In Ästhetik und Erzählweise des Filmes wird sichtbar, dass Kateryna Gornostais ursprünglich aus dem Dokumentarfilmbereich kommt. Die Arbeit mit den jungen Schauspieler*innen begann, bevor das Skript fertiggestellt wurde. Das ganze Team hat mit persönlichen Geschichten zur Rollengestaltung beigetragen. So verschwimmen die Grenzen von persönlichen und gespielten Erlebnissen, von Figur und Schauspieler*in, von Fiktion und Realität. 

Nicht das Storytelling, sondern die Kamera leitet die Zuschauer*in durch die Handlungsfragmente und lenkt den Blick auf kleine Details: Ein Kaugummi an Stuhl im Klassenzimmer, die rotierende Flasche kurz vor einem unvorhergesehenen Kuss, die leuchtenden Handydisplays von Masha und ihren Freunden. Es sind Bilder, die Identifikation bei Gleichaltrigen und Erinnerungen bei älteren Zuschauer*innen wecken. Man spürt Mashas Aufregung und Beklemmung bei der Party in der Turnhalle in der eigenen Brust. Man erinnert sich vielleicht an ähnliche Gespräche wie die zwischen Sasha und seiner überfürsorglichen Mutter. Man erlebt Selbstzweifel und Ängste von damals wieder. All dies wird möglich durch die subtile Erzählweise, schauspielerische Leistung und clevere ästhetische Gestaltung von „Stop Zemlia“. 
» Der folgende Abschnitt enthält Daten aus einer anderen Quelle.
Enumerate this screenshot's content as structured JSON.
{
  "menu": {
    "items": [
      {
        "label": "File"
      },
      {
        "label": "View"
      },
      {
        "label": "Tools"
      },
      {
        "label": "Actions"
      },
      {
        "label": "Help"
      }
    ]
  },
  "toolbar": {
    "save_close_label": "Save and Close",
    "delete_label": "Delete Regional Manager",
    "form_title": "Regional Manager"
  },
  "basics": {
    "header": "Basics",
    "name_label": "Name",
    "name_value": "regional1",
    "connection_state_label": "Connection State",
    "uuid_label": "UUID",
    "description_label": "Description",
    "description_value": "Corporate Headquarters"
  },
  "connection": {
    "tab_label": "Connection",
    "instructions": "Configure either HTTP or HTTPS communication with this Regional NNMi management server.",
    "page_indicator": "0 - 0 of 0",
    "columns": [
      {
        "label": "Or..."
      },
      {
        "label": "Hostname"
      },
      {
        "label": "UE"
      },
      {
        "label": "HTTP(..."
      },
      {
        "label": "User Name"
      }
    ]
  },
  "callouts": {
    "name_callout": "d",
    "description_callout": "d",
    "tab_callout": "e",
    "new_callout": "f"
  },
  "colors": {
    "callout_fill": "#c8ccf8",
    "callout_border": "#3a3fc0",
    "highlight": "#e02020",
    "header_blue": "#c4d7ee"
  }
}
„Möchtest du mich auch irgendetwas fragen?“, fragt Regisseurin Kateryna Gornostai am Ende des Filmes ihre Hauptprotagonistin Masha. „Fühlst du dich noch verbunden zu dem, was du gefühlt hast, also du so alt warst wie ich? Kannst du diese Erlebnisse irgendwie wieder erleben?“, ist die Frage, die für den Moment unbeantwortet im Raum stehen bleibt und so an die Zuschauer*in weitergeben wird. Der Film selbst ist die Antwort auf diese Frage, denn er spiegelt das Lebensgefühl auf überzeugende Art und Weise wieder und lädt dazu ein, sich für zwei Stunden wie ein Teenager zu fühlen.